There were seven passengers on the return voyage. As well as Sheila and Brian, another couple sounded like they came from West Yorkshire and an older woman was with a young girl. The girl looked decidedly pale as she clutched a precautionary sick bag. It was however, very enjoyable sitting in the open at the back of the ferry, braced against the rocking and rolling. I watched the spray froth by whilst sheltering behind the large metal safe, the sky and sea merged at a dark horizon.
Mainland Shetland grew in the distance and eventually we entered the calmer waters of Vaila Sound and navigated on towards Walls. The ferry circled round to the left and lined up with the pier. We all climbed up the rusty ladder onto the concrete dockside and waited for the metal safe to be swung ashore. The bike was handed up and I eventually retrieved the bags and prepared for the final cycling leg to Lerwick. I paid my five pounds to Gordon, said good-bye to my fellow travellers and set off for the shop.
I'd been looking forward to the fresh westerly breeze blowing me back to Lerwick. In the event, the short trip to the shop proved this to be be purely wishful thinking. If anything, the breeze was coming directly from the east and progress was unexpectedly slow. The ferry crew followed me to the shop in Gordon's pickup.
It seemed a good idea to top up supplies; chocolate, bananas and milk replenished my stocks of carbohydrate. The man in the shop was now a familiar face and he commented that it should be a pleasant day for cycling and that I'd probably end up wetter on the inside than the outside on my trip to Lerwick. How wrong could he have been.
The headwind was ridiculous. Whilst the 24 miles to Lerwick should have been relatively easy, the weather was deteriorating fast and the couple of hours expected was now looking more like four. It was midday though, so there was still plenty of time, in theory.
Having cycled the route many times, I could foresee the four impending climbs ahead and mentally split the journey up into manageable chunks; the level run to Tresta, Tresta-Wadbister, Wadbister-Veensgarth, Veensgarth-Bridge of Fitch, Bridge of Fitch-Lerwick. The rain started and added insult to the headwind's injury, speed was cut to less than seven miles per hour on the flat. Then the Garmin ran out of power and died a few miles short of Bixter, I was cycling 'blind'.
The gradient started at Tresta for the long climb over to Weisdale and it was a struggle to maintain forward motion. It really was fairly unpleasant and visibility was cut by the spray from passing vehicles. The countryside was lovely though and views improved in proportion to the elevation. After a long steady grind, the summit was rounded and the long run down the valley side was the reward. This was largely north and after rounding the voe, largely south; welcome respite from the wind.

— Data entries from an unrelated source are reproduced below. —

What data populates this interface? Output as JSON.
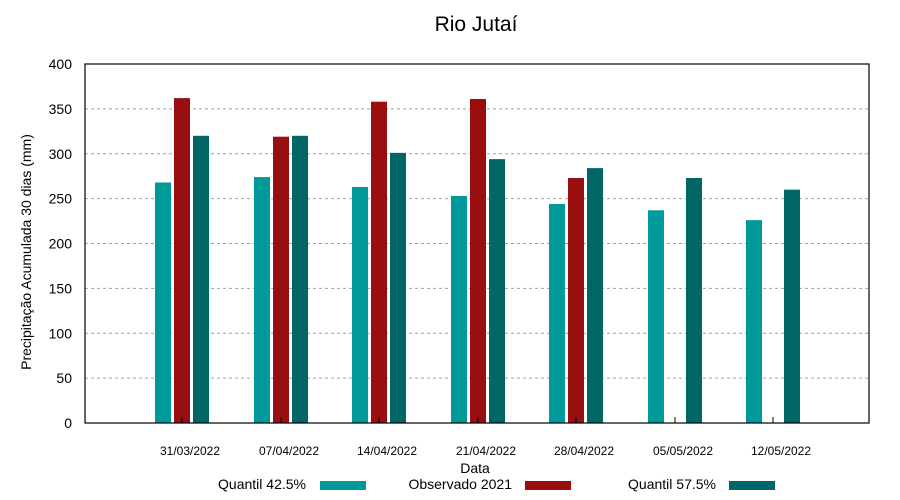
{
  "chart_data": {
    "type": "bar",
    "title": "Rio Jutaí",
    "xlabel": "Data",
    "ylabel": "Precipitação Acumulada 30 dias (mm)",
    "ylim": [
      0,
      400
    ],
    "yticks": [
      0,
      50,
      100,
      150,
      200,
      250,
      300,
      350,
      400
    ],
    "grid": true,
    "legend_position": "bottom",
    "categories": [
      "31/03/2022",
      "07/04/2022",
      "14/04/2022",
      "21/04/2022",
      "28/04/2022",
      "05/05/2022",
      "12/05/2022"
    ],
    "series": [
      {
        "name": "Quantil 42.5%",
        "color": "#009999",
        "values": [
          268,
          274,
          263,
          253,
          244,
          237,
          226
        ]
      },
      {
        "name": "Observado 2021",
        "color": "#990f0f",
        "values": [
          362,
          319,
          358,
          361,
          273,
          null,
          null
        ]
      },
      {
        "name": "Quantil 57.5%",
        "color": "#006666",
        "values": [
          320,
          320,
          301,
          294,
          284,
          273,
          260
        ]
      }
    ]
  }
}
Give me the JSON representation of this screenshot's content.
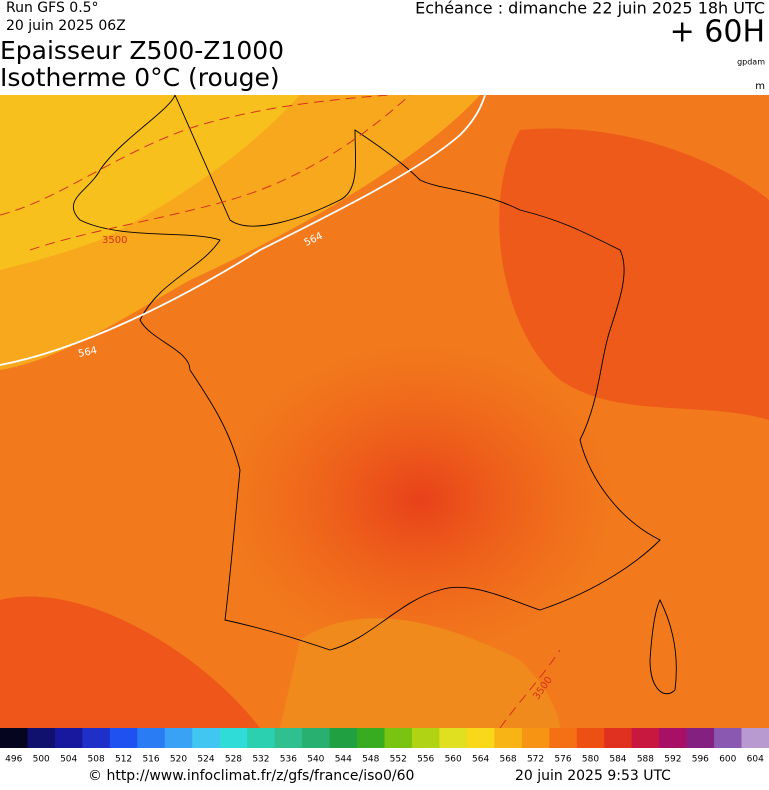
{
  "header": {
    "run": "Run GFS 0.5°",
    "date": "20 juin 2025 06Z",
    "title_line1": "Epaisseur Z500-Z1000",
    "title_line2": "Isotherme 0°C (rouge)",
    "valid": "Echéance : dimanche 22 juin 2025 18h UTC",
    "lead": "+ 60H",
    "unit_thickness": "gpdam",
    "unit_iso": "m"
  },
  "map": {
    "contour_labels": [
      "3500",
      "564",
      "564",
      "3500"
    ]
  },
  "legend": {
    "labels": [
      496,
      500,
      504,
      508,
      512,
      516,
      520,
      524,
      528,
      532,
      536,
      540,
      544,
      548,
      552,
      556,
      560,
      564,
      568,
      572,
      576,
      580,
      584,
      588,
      592,
      596,
      600,
      604
    ],
    "colors": [
      "#050520",
      "#10106e",
      "#18189e",
      "#1e30c8",
      "#1f50f0",
      "#2a7cf5",
      "#3aa2f5",
      "#40c6f0",
      "#30dcd8",
      "#2ad0b0",
      "#30c090",
      "#28b070",
      "#20a040",
      "#38ac20",
      "#78c410",
      "#b0d414",
      "#e0e020",
      "#f8d818",
      "#f8b414",
      "#f89414",
      "#f57014",
      "#ee5014",
      "#e03020",
      "#c81840",
      "#a81068",
      "#842080",
      "#8a58b0",
      "#b89ad0"
    ]
  },
  "footer": {
    "url": "© http://www.infoclimat.fr/z/gfs/france/iso0/60",
    "time": "20 juin 2025  9:53 UTC"
  }
}
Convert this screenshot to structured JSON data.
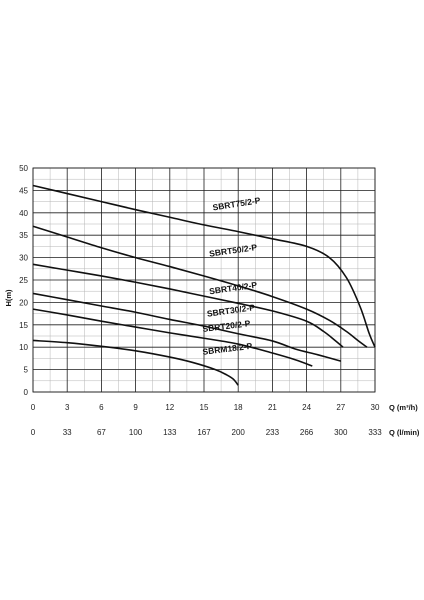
{
  "chart_data": {
    "type": "line",
    "ylabel": "H(m)",
    "xlabel": "Q (m³/h)",
    "xlabel_secondary": "Q (l/min)",
    "xlim": [
      0,
      30
    ],
    "ylim": [
      0,
      50
    ],
    "x_ticks": [
      "0",
      "3",
      "6",
      "9",
      "12",
      "15",
      "18",
      "21",
      "24",
      "27",
      "30"
    ],
    "x_ticks_secondary": [
      "0",
      "33",
      "67",
      "100",
      "133",
      "167",
      "200",
      "233",
      "266",
      "300",
      "333"
    ],
    "y_ticks": [
      "0",
      "5",
      "10",
      "15",
      "20",
      "25",
      "30",
      "35",
      "40",
      "45",
      "50"
    ],
    "grid": true,
    "legend": "none",
    "series": [
      {
        "name": "SBRT75/2-P",
        "points": [
          [
            0,
            46.1
          ],
          [
            3,
            44.3
          ],
          [
            6,
            42.5
          ],
          [
            9,
            40.7
          ],
          [
            12,
            39.0
          ],
          [
            15,
            37.3
          ],
          [
            18,
            35.8
          ],
          [
            21,
            34.2
          ],
          [
            24,
            32.5
          ],
          [
            26,
            30.0
          ],
          [
            27.5,
            25.5
          ],
          [
            28.7,
            19.0
          ],
          [
            29.5,
            13.0
          ],
          [
            30,
            10.0
          ]
        ]
      },
      {
        "name": "SBRT50/2-P",
        "points": [
          [
            0,
            37.0
          ],
          [
            3,
            34.6
          ],
          [
            6,
            32.2
          ],
          [
            9,
            30.0
          ],
          [
            12,
            28.0
          ],
          [
            15,
            25.9
          ],
          [
            18,
            23.7
          ],
          [
            21,
            21.3
          ],
          [
            24,
            18.5
          ],
          [
            26,
            16.0
          ],
          [
            27.5,
            13.5
          ],
          [
            28.5,
            11.5
          ],
          [
            29.3,
            10.0
          ]
        ]
      },
      {
        "name": "SBRT40/2-P",
        "points": [
          [
            0,
            28.5
          ],
          [
            3,
            27.2
          ],
          [
            6,
            25.9
          ],
          [
            9,
            24.5
          ],
          [
            12,
            23.0
          ],
          [
            15,
            21.4
          ],
          [
            18,
            19.8
          ],
          [
            21,
            18.1
          ],
          [
            24,
            15.8
          ],
          [
            25.5,
            13.5
          ],
          [
            26.5,
            11.5
          ],
          [
            27.2,
            10.0
          ]
        ]
      },
      {
        "name": "SBRT30/2-P",
        "points": [
          [
            0,
            22.0
          ],
          [
            3,
            20.6
          ],
          [
            6,
            19.2
          ],
          [
            9,
            17.8
          ],
          [
            12,
            16.2
          ],
          [
            15,
            14.7
          ],
          [
            18,
            13.0
          ],
          [
            21,
            11.4
          ],
          [
            23,
            9.6
          ],
          [
            25,
            8.3
          ],
          [
            27,
            6.9
          ]
        ]
      },
      {
        "name": "SBRT20/2-P",
        "points": [
          [
            0,
            18.5
          ],
          [
            3,
            17.2
          ],
          [
            6,
            15.8
          ],
          [
            9,
            14.5
          ],
          [
            12,
            13.2
          ],
          [
            15,
            12.0
          ],
          [
            18,
            10.7
          ],
          [
            21,
            8.7
          ],
          [
            23,
            7.2
          ],
          [
            24.5,
            5.8
          ]
        ]
      },
      {
        "name": "SBRM18/2-P",
        "points": [
          [
            0,
            11.5
          ],
          [
            3,
            11.0
          ],
          [
            6,
            10.2
          ],
          [
            9,
            9.2
          ],
          [
            12,
            7.8
          ],
          [
            14,
            6.6
          ],
          [
            16,
            5.0
          ],
          [
            17,
            3.8
          ],
          [
            17.6,
            2.8
          ],
          [
            18,
            1.5
          ]
        ]
      }
    ]
  }
}
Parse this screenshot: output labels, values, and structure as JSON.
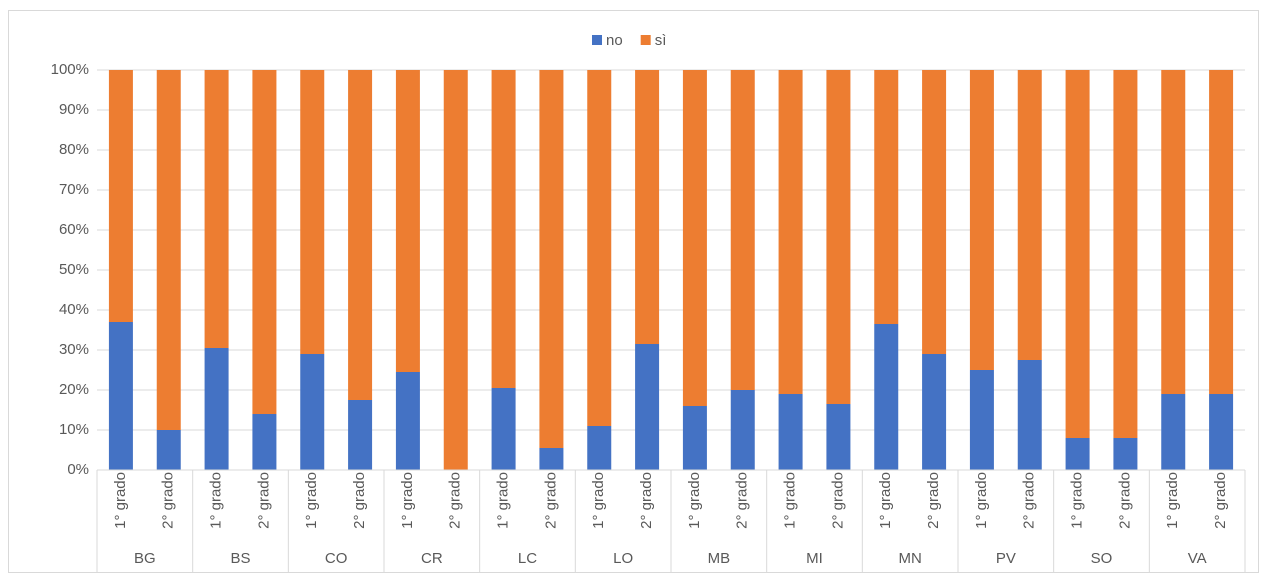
{
  "chart_data": {
    "type": "stacked_bar",
    "groups": [
      "BG",
      "BS",
      "CO",
      "CR",
      "LC",
      "LO",
      "MB",
      "MI",
      "MN",
      "PV",
      "SO",
      "VA"
    ],
    "categories": [
      "1° grado",
      "2° grado",
      "1° grado",
      "2° grado",
      "1° grado",
      "2° grado",
      "1° grado",
      "2° grado",
      "1° grado",
      "2° grado",
      "1° grado",
      "2° grado",
      "1° grado",
      "2° grado",
      "1° grado",
      "2° grado",
      "1° grado",
      "2° grado",
      "1° grado",
      "2° grado",
      "1° grado",
      "2° grado",
      "1° grado",
      "2° grado"
    ],
    "series": [
      {
        "name": "no",
        "color": "#4472c4",
        "values": [
          37,
          10,
          30.5,
          14,
          29,
          17.5,
          24.5,
          0,
          20.5,
          5.5,
          11,
          31.5,
          16,
          20,
          19,
          16.5,
          36.5,
          29,
          25,
          27.5,
          8,
          8,
          19,
          19
        ]
      },
      {
        "name": "sì",
        "color": "#ed7d31",
        "values": [
          63,
          90,
          69.5,
          86,
          71,
          82.5,
          75.5,
          100,
          79.5,
          94.5,
          89,
          68.5,
          84,
          80,
          81,
          83.5,
          63.5,
          71,
          75,
          72.5,
          92,
          92,
          81,
          81
        ]
      }
    ],
    "ylim": [
      0,
      100
    ],
    "yticks": [
      {
        "value": 0,
        "label": "0%"
      },
      {
        "value": 10,
        "label": "10%"
      },
      {
        "value": 20,
        "label": "20%"
      },
      {
        "value": 30,
        "label": "30%"
      },
      {
        "value": 40,
        "label": "40%"
      },
      {
        "value": 50,
        "label": "50%"
      },
      {
        "value": 60,
        "label": "60%"
      },
      {
        "value": 70,
        "label": "70%"
      },
      {
        "value": 80,
        "label": "80%"
      },
      {
        "value": 90,
        "label": "90%"
      },
      {
        "value": 100,
        "label": "100%"
      }
    ],
    "grid": true,
    "legend": "top"
  }
}
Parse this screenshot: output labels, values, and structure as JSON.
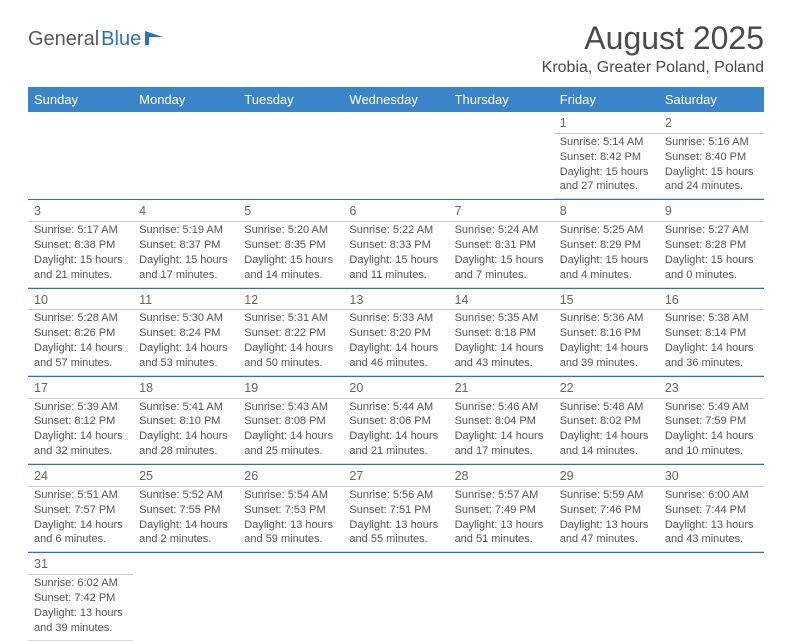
{
  "brand": {
    "general": "General",
    "blue": "Blue"
  },
  "title": "August 2025",
  "location": "Krobia, Greater Poland, Poland",
  "colors": {
    "header_bg": "#3a85c9",
    "header_text": "#ffffff",
    "row_border": "#2d72b5",
    "cell_text": "#555555",
    "logo_blue": "#2d72b5"
  },
  "typography": {
    "title_fontsize": 32,
    "location_fontsize": 16,
    "dayheader_fontsize": 13,
    "cell_fontsize": 11
  },
  "day_headers": [
    "Sunday",
    "Monday",
    "Tuesday",
    "Wednesday",
    "Thursday",
    "Friday",
    "Saturday"
  ],
  "weeks": [
    [
      null,
      null,
      null,
      null,
      null,
      {
        "day": "1",
        "sunrise": "Sunrise: 5:14 AM",
        "sunset": "Sunset: 8:42 PM",
        "daylight1": "Daylight: 15 hours",
        "daylight2": "and 27 minutes."
      },
      {
        "day": "2",
        "sunrise": "Sunrise: 5:16 AM",
        "sunset": "Sunset: 8:40 PM",
        "daylight1": "Daylight: 15 hours",
        "daylight2": "and 24 minutes."
      }
    ],
    [
      {
        "day": "3",
        "sunrise": "Sunrise: 5:17 AM",
        "sunset": "Sunset: 8:38 PM",
        "daylight1": "Daylight: 15 hours",
        "daylight2": "and 21 minutes."
      },
      {
        "day": "4",
        "sunrise": "Sunrise: 5:19 AM",
        "sunset": "Sunset: 8:37 PM",
        "daylight1": "Daylight: 15 hours",
        "daylight2": "and 17 minutes."
      },
      {
        "day": "5",
        "sunrise": "Sunrise: 5:20 AM",
        "sunset": "Sunset: 8:35 PM",
        "daylight1": "Daylight: 15 hours",
        "daylight2": "and 14 minutes."
      },
      {
        "day": "6",
        "sunrise": "Sunrise: 5:22 AM",
        "sunset": "Sunset: 8:33 PM",
        "daylight1": "Daylight: 15 hours",
        "daylight2": "and 11 minutes."
      },
      {
        "day": "7",
        "sunrise": "Sunrise: 5:24 AM",
        "sunset": "Sunset: 8:31 PM",
        "daylight1": "Daylight: 15 hours",
        "daylight2": "and 7 minutes."
      },
      {
        "day": "8",
        "sunrise": "Sunrise: 5:25 AM",
        "sunset": "Sunset: 8:29 PM",
        "daylight1": "Daylight: 15 hours",
        "daylight2": "and 4 minutes."
      },
      {
        "day": "9",
        "sunrise": "Sunrise: 5:27 AM",
        "sunset": "Sunset: 8:28 PM",
        "daylight1": "Daylight: 15 hours",
        "daylight2": "and 0 minutes."
      }
    ],
    [
      {
        "day": "10",
        "sunrise": "Sunrise: 5:28 AM",
        "sunset": "Sunset: 8:26 PM",
        "daylight1": "Daylight: 14 hours",
        "daylight2": "and 57 minutes."
      },
      {
        "day": "11",
        "sunrise": "Sunrise: 5:30 AM",
        "sunset": "Sunset: 8:24 PM",
        "daylight1": "Daylight: 14 hours",
        "daylight2": "and 53 minutes."
      },
      {
        "day": "12",
        "sunrise": "Sunrise: 5:31 AM",
        "sunset": "Sunset: 8:22 PM",
        "daylight1": "Daylight: 14 hours",
        "daylight2": "and 50 minutes."
      },
      {
        "day": "13",
        "sunrise": "Sunrise: 5:33 AM",
        "sunset": "Sunset: 8:20 PM",
        "daylight1": "Daylight: 14 hours",
        "daylight2": "and 46 minutes."
      },
      {
        "day": "14",
        "sunrise": "Sunrise: 5:35 AM",
        "sunset": "Sunset: 8:18 PM",
        "daylight1": "Daylight: 14 hours",
        "daylight2": "and 43 minutes."
      },
      {
        "day": "15",
        "sunrise": "Sunrise: 5:36 AM",
        "sunset": "Sunset: 8:16 PM",
        "daylight1": "Daylight: 14 hours",
        "daylight2": "and 39 minutes."
      },
      {
        "day": "16",
        "sunrise": "Sunrise: 5:38 AM",
        "sunset": "Sunset: 8:14 PM",
        "daylight1": "Daylight: 14 hours",
        "daylight2": "and 36 minutes."
      }
    ],
    [
      {
        "day": "17",
        "sunrise": "Sunrise: 5:39 AM",
        "sunset": "Sunset: 8:12 PM",
        "daylight1": "Daylight: 14 hours",
        "daylight2": "and 32 minutes."
      },
      {
        "day": "18",
        "sunrise": "Sunrise: 5:41 AM",
        "sunset": "Sunset: 8:10 PM",
        "daylight1": "Daylight: 14 hours",
        "daylight2": "and 28 minutes."
      },
      {
        "day": "19",
        "sunrise": "Sunrise: 5:43 AM",
        "sunset": "Sunset: 8:08 PM",
        "daylight1": "Daylight: 14 hours",
        "daylight2": "and 25 minutes."
      },
      {
        "day": "20",
        "sunrise": "Sunrise: 5:44 AM",
        "sunset": "Sunset: 8:06 PM",
        "daylight1": "Daylight: 14 hours",
        "daylight2": "and 21 minutes."
      },
      {
        "day": "21",
        "sunrise": "Sunrise: 5:46 AM",
        "sunset": "Sunset: 8:04 PM",
        "daylight1": "Daylight: 14 hours",
        "daylight2": "and 17 minutes."
      },
      {
        "day": "22",
        "sunrise": "Sunrise: 5:48 AM",
        "sunset": "Sunset: 8:02 PM",
        "daylight1": "Daylight: 14 hours",
        "daylight2": "and 14 minutes."
      },
      {
        "day": "23",
        "sunrise": "Sunrise: 5:49 AM",
        "sunset": "Sunset: 7:59 PM",
        "daylight1": "Daylight: 14 hours",
        "daylight2": "and 10 minutes."
      }
    ],
    [
      {
        "day": "24",
        "sunrise": "Sunrise: 5:51 AM",
        "sunset": "Sunset: 7:57 PM",
        "daylight1": "Daylight: 14 hours",
        "daylight2": "and 6 minutes."
      },
      {
        "day": "25",
        "sunrise": "Sunrise: 5:52 AM",
        "sunset": "Sunset: 7:55 PM",
        "daylight1": "Daylight: 14 hours",
        "daylight2": "and 2 minutes."
      },
      {
        "day": "26",
        "sunrise": "Sunrise: 5:54 AM",
        "sunset": "Sunset: 7:53 PM",
        "daylight1": "Daylight: 13 hours",
        "daylight2": "and 59 minutes."
      },
      {
        "day": "27",
        "sunrise": "Sunrise: 5:56 AM",
        "sunset": "Sunset: 7:51 PM",
        "daylight1": "Daylight: 13 hours",
        "daylight2": "and 55 minutes."
      },
      {
        "day": "28",
        "sunrise": "Sunrise: 5:57 AM",
        "sunset": "Sunset: 7:49 PM",
        "daylight1": "Daylight: 13 hours",
        "daylight2": "and 51 minutes."
      },
      {
        "day": "29",
        "sunrise": "Sunrise: 5:59 AM",
        "sunset": "Sunset: 7:46 PM",
        "daylight1": "Daylight: 13 hours",
        "daylight2": "and 47 minutes."
      },
      {
        "day": "30",
        "sunrise": "Sunrise: 6:00 AM",
        "sunset": "Sunset: 7:44 PM",
        "daylight1": "Daylight: 13 hours",
        "daylight2": "and 43 minutes."
      }
    ],
    [
      {
        "day": "31",
        "sunrise": "Sunrise: 6:02 AM",
        "sunset": "Sunset: 7:42 PM",
        "daylight1": "Daylight: 13 hours",
        "daylight2": "and 39 minutes."
      },
      null,
      null,
      null,
      null,
      null,
      null
    ]
  ]
}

The whole scenario was repeated for the climb out of Weisdale, beginning at the Nesbister turning. Its a strange thing but I tend not to take photographs in bad weather. As a result, such days seem to disappear from the record leaving an impression of constant sunshine. This day was a case in point, I was soaked to the skin by the time I reached Veensgarth.
I noticed another touring cyclist behind me as I started the climb by the Herrislea House Hotel. He and his partner had been touring the northern islands and were now heading for Quarff. They decided to stop at the hotel for refreshments. I decided to turn on the Garmin to make it record the present location using its meagre battery life, then it died again.
After the slightly scary run down to Bridge of Fitch in the rain, spray and fog, I decided to stop in a lay-by above the golf course. The last of the emergency tea was very welcome and I marvelled at the flask's enhancement of my touring kit. A few chocolate lumps later I was grinding up the last hill before Lerwick.
In the appalling weather, it seemed like a good idea to turn right at the top onto Ladies Drive, following national cycling route 1. This not only avoided the traffic but also allowed for any possible embarrassment following wet braking difficulty on the descent. The welcome sight of Holmsgarth ferry terminal hove into view but to my shock, horror and disbelief, the ferry was obvious by its absence.
A million thoughts and fears flashed through my head; had it disembarked early; was I late; was it still in Aberdeen; had it sunk? In a slight but growing panic, I sprinted into the car park, propped up the bike and ventured into the terminal building.
Two leather clad motor cyclists were walking away from the check-in desk and told me helpfully that I'd missed the boat. The nice lady at the desk calmed my fears, the ferry was in fact out on event taking people on an afternoon cruise around Bressay. It was due back at 4.00 pm and as if by magic, it appeared behind her through the window.